Shem Ngoche

Personal information
- Full name: Shem Obado Ngoche
- Born: 6 June 1989 (age 37) Nairobi, Kenya
- Batting: Right-handed
- Bowling: Slow left-arm orthodox
- Role: Bowler
- Relations: Nehemiah Odhiambo (brother); Lameck Onyango (brother); James Ngoche (brother); Margaret Ngoche (sister);

International information
- National side: Kenya (2010–present);
- ODI debut (cap 39): 16 February 2010 v Netherlands
- Last ODI: 30 January 2014 v Scotland
- T20I debut (cap 19): 1 February 2010 v Scotland
- Last T20I: 19 September 2026 v Uganda

Career statistics
| Competition | ODI | T20I | FC | LA |
| Matches | 14 | 98 | 3 | 62 |
| Runs scored | 68 | 552 | 93 | 484 |
| Batting average | 7.55 | 13.46 | 23.25 | 13.82 |
| 100s/50s | 0/0 | 0/0 | 0/0 | 0/2 |
| Top score | 28 | 41* | 35 | 66 |
| Balls bowled | 569 | 1,978 | 407 | 2,992 |
| Wickets | 12 | 117 | 9 | 73 |
| Bowling average | 35.91 | 16.54 | 16.66 | 28.19 |
| 5 wickets in innings | 0 | 0 | 0 | 0 |
| 10 wickets in match | 0 | 0 | 0 | 0 |
| Best bowling | 2/28 | 4/14 | 3/11 | 4/17 |
| Catches/stumpings | 0/– | 33/0 | 3/– | 15/– |
- Source: Cricinfo, 5 May 2025

= Shem Ngoche =

Kenyan cricketer (born 1989)

Shem Obado Ngoche (born 6 June 1989) is a Kenyan cricketer.

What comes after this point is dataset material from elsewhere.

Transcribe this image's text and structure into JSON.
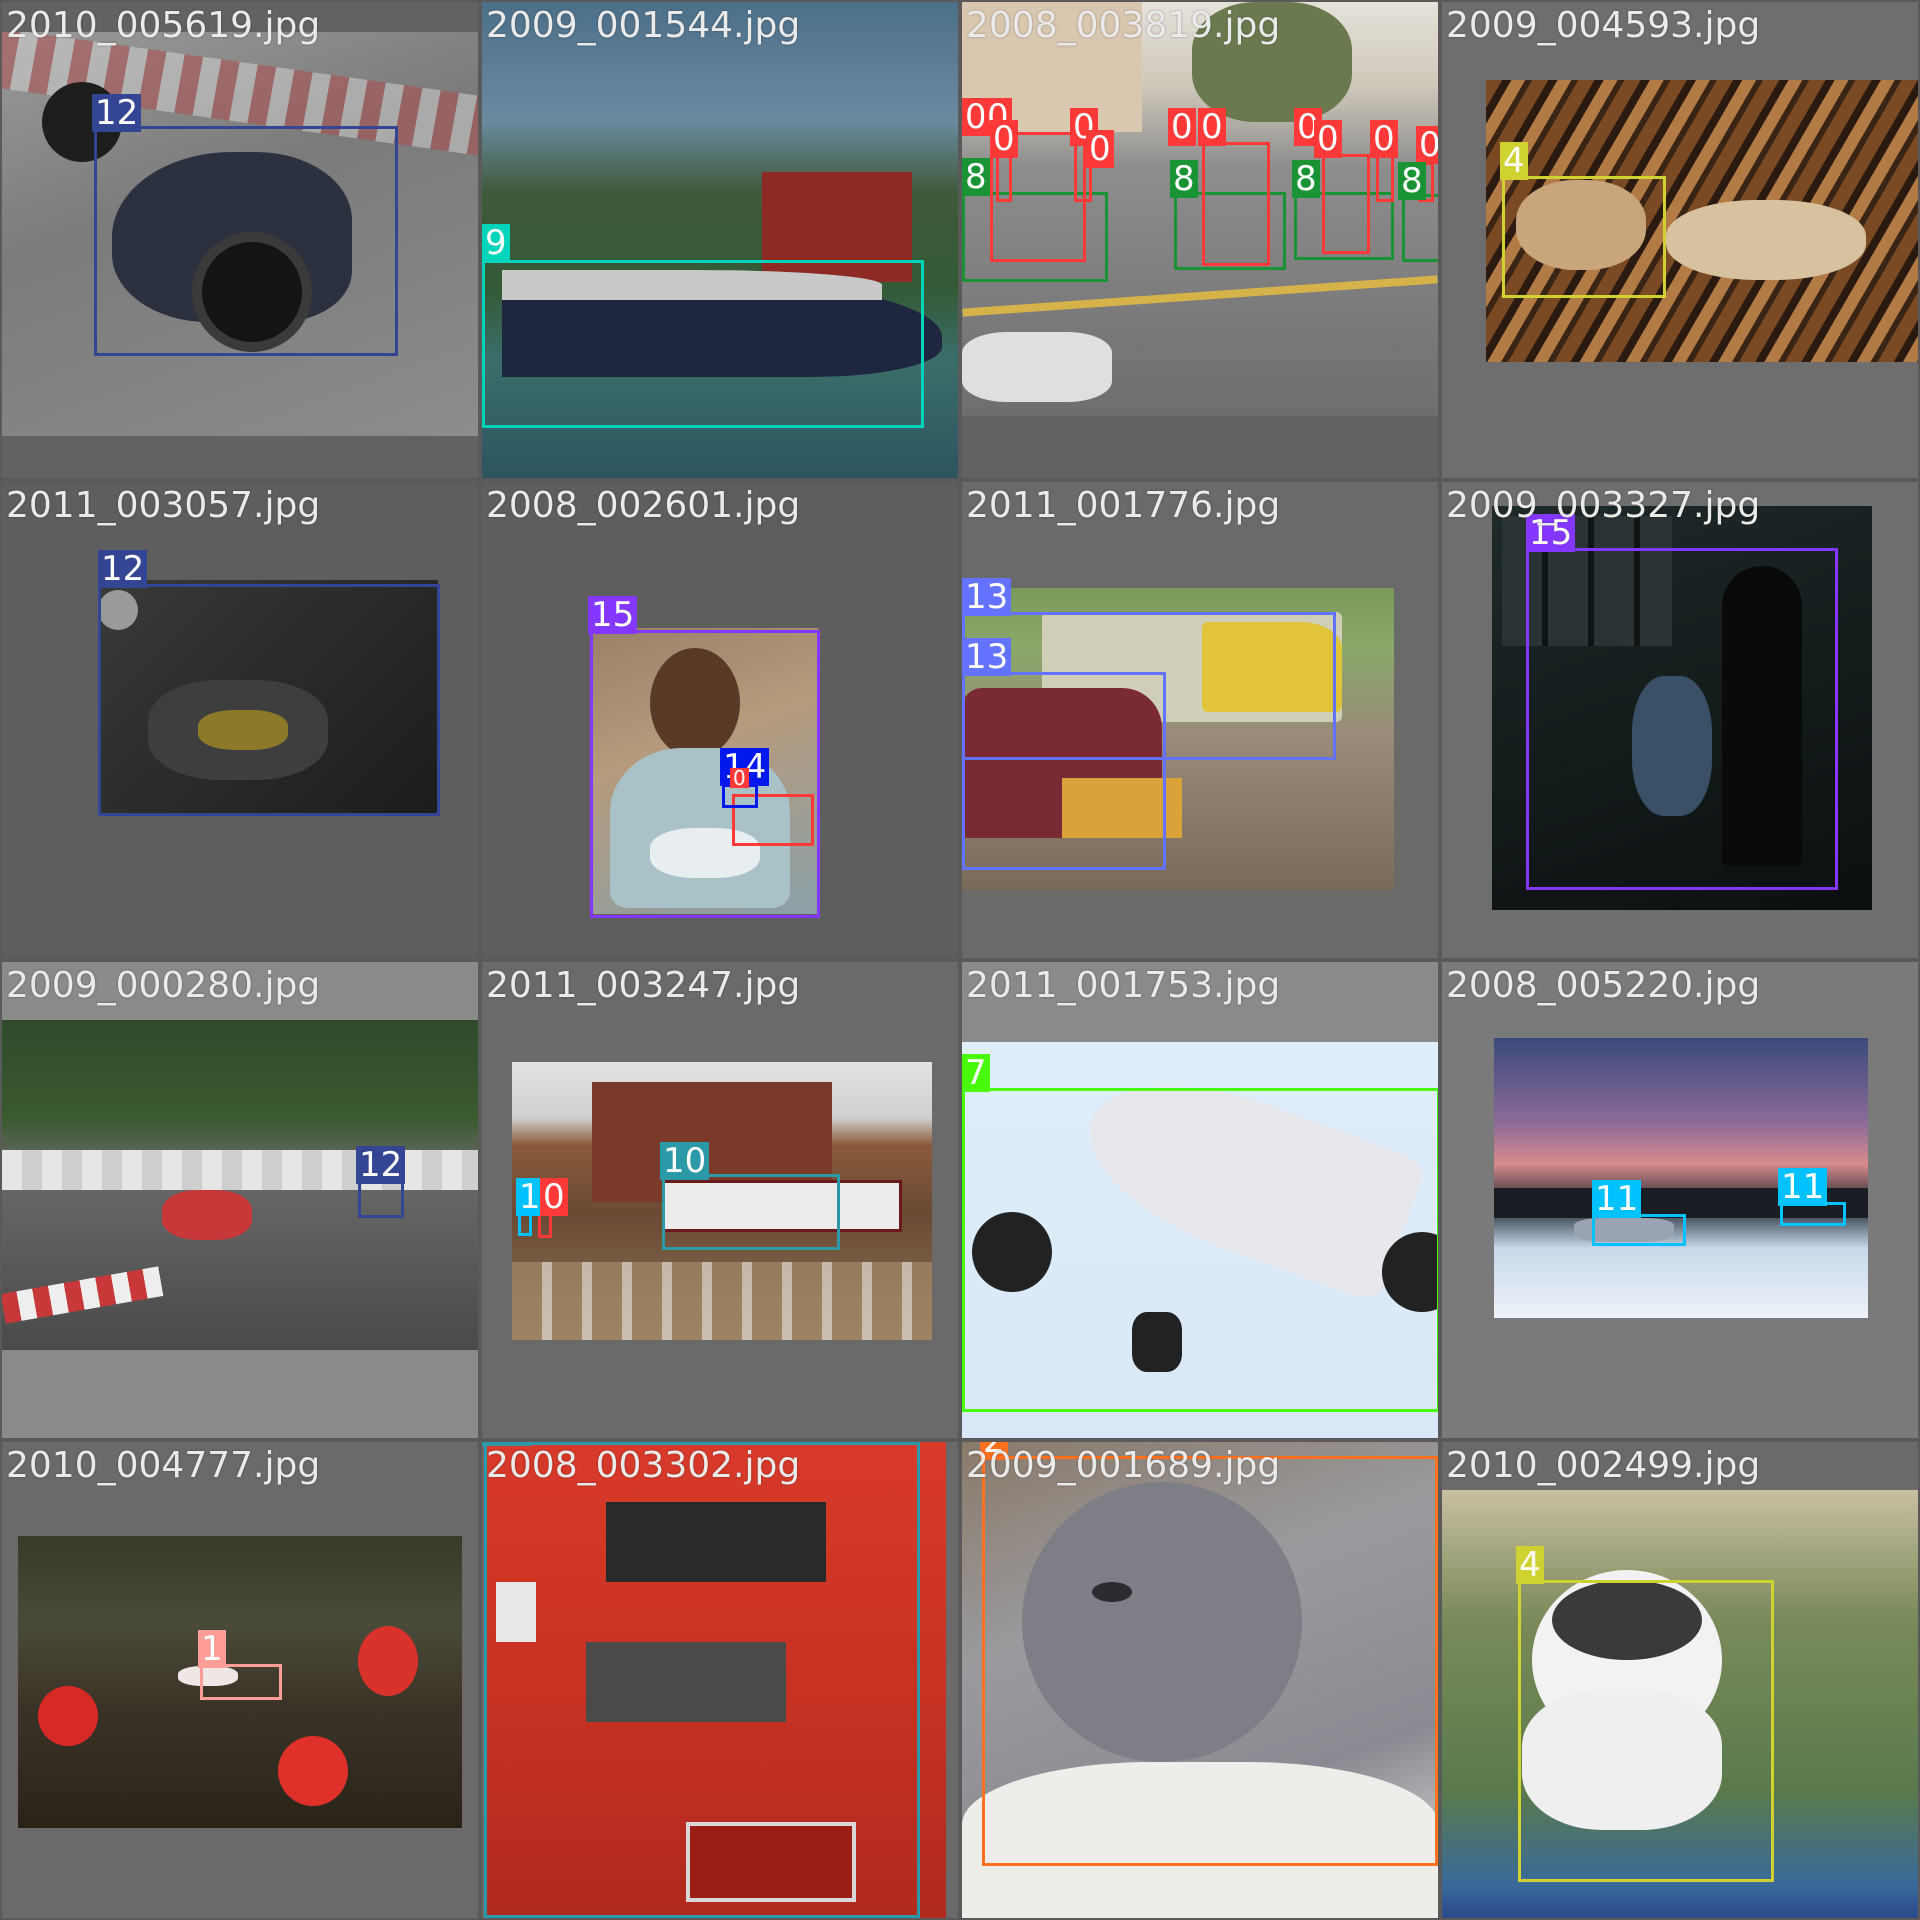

He is the brother of three other Kenyan international cricketers, Lameck Onyango, James Ngoche and Nehemiah Odhiambo.

==International career==
Ngoche was one of three brothers, others being James and Nehemiah, in the Kenyan squad for the 2011 Cricket World Cup held in Bangladesh, India and Sri Lanka. During the tournament, he batted three times and was dismissed for a golden duck each time. He did not hit any of the three deliveries he faced.

In January 2018, he was named in Kenya's squad for the 2018 ICC World Cricket League Division Two tournament. In September 2018, he was named in Kenya's squad for the 2018 Africa T20 Cup. The following month, he was named in Kenya's squad for the 2018 ICC World Cricket League Division Three tournament in Oman. Initially, Collins Obuya was named captain, but he was ruled out of Kenya's squad due to personal commitments, and Ngoche was named captain in his place. He was the leading wicket-taker for Kenya in the tournament, with six dismissals in five matches.

In May 2019, he was named as the captain of Kenya's squad for the Regional Finals of the 2018–19 ICC T20 World Cup Africa Qualifier tournament in Uganda. In September 2019, he was named as the captain of Kenya's squad for the 2019 ICC T20 World Cup Qualifier tournament in the United Arab Emirates. In November 2019, he was named in Kenya's squad for the Cricket World Cup Challenge League B tournament in Oman, but not as the team's captain.

In October 2021, he was named as the captain of Kenya's squad for the Regional Final of the 2021 ICC Men's T20 World Cup Africa Qualifier tournament in Rwanda.